Colorado Rockies
- Shortstop
- Born: February 23, 2007 (age 19) Tucson, Arizona, U.S.
- Bats: LeftThrows: Right
- Stats at Baseball Reference

= Ethan Holliday =

American baseball player (born 2007)

Ethan Smith Holliday (born February 23, 2007) is an American professional baseball shortstop in the Colorado Rockies organization. Holliday was selected with the fourth pick in the 2025 MLB draft by the Rockies.

Holliday attended Stillwater High School in Stillwater, Oklahoma, where he played shortstop.

==Early life and family==
Holliday was born in Tucson, Arizona and raised in Austin, Texas, to former Major League Baseball player Matt Holliday. He is the younger brother of Jackson Holliday, who was selected first overall in the 2022 Major League Baseball draft by the Baltimore Orioles. His cousin, Brady Holliday, also plays baseball for Stillwater High School. His uncle, Josh Holliday, serves as the head coach of the Oklahoma State Cowboys baseball team, representing Oklahoma State University.

==Amateur career==
Holliday attended Stillwater High School in Stillwater, Oklahoma, where he played baseball for the varsity team all four years. He was teammates with his older brother Jackson during the 2022 season, Jackson's senior year before being drafted.
Holliday committed to attend Oklahoma State on a college baseball scholarship.

In 2022, Holliday was selected for the United States national baseball team that competed in the U-15 Baseball World Cup. The team won the championship and Holliday was named the tournament's top shortstop. Holliday participated in the high school home run derby held during Major League Baseball's All-Star Week.

Before his senior year at Stillwater, Holliday signed a name, image and likeness endorsement deal with Adidas, which was reported as the company's first such agreement with a baseball player.

During his senior season in 2025, Holliday posted a .611 batting average with 19 home runs and 64 runs batted in (RBIs) in 33 games, along with a slugging percentage of 1.295 and an on-base plus slugging (OPS) of 2.038. He also drew 44 walks and scored 57 runs while helping Stillwater reach the Class 6A state tournament with a 25-8 record. Throughout the season, opposing teams frequently chose to intentionally walk Holliday in key situations. In district championship games against Bixby High School, he hit home runs in his first at-bat in both games of the series. In Stillwater's first-round state tournament loss to Piedmont, Holliday was intentionally walked in all three of his plate appearances.

Holliday was named the 2025 Gatorade Oklahoma Baseball Player of the Year, making him the fourth member of his family to receive this honor. He was also selected as Baseball Americas 2025 High School Player of the Year, making him and Jackson the first brother tandem to each receive this honor.
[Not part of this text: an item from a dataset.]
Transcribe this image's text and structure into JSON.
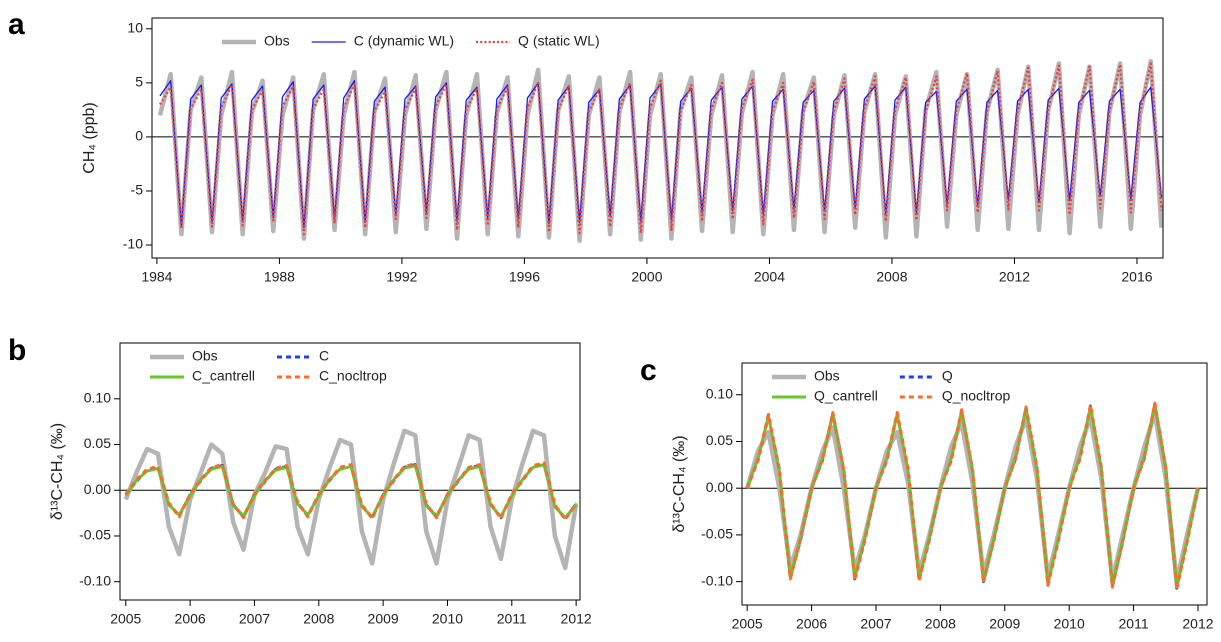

Other honors include selection to the 2025 Preseason MaxPreps All-America High School Baseball Team and recognition as Prep Baseball Oklahoma's 2025 Player of the Year.

==Professional career==
Multiple scouting organizations ranked Holliday among the top prospects for the 2025 Major League Baseball draft. MLB.com, Baseball America, and Perfect Game listed him as their number one prospect in the draft class. The Colorado Rockies selected Holliday with the fourth overall selection. Holliday signed with the Rockies for a $9 million signing bonus on July 22, 2025, setting a record for the largest bonus given to a high school player. Holliday played for the Fresno Grizzlies of the Single-A California League after he signed. He batted .239 with two home runs and six RBI in 18 games.

Holliday began the 2026 season with Fresno. He batted .262 with nine home runs and 32 RBI in 33 games before his season ended prematurely due to a stress fracture in his left foot.

==Playing style and scouting reports==
At 6 ft 4 in and 215 lbs, Holliday has a larger frame than his brother Jackson and more closely resembles their father Matt physically. Scouts have noted his left-handed swing mechanics and plate discipline. He has demonstrated pitch recognition skills and drawn walks throughout his career.

According to scouting reports, Holliday's power is considered his primary tool, with scouts grading it at 65 on the 20-80 scale. He has recorded exit velocities of 111 mph with a wood bat. Evaluators project that he could develop into a player capable of hitting 30 or more home runs annually at the professional level.

While playing shortstop as an amateur, many scouts project that Holliday may transition to third base due to his size, though he has worked on his defensive mobility and fundamentals. Some evaluators also consider him a candidate for corner outfield positions.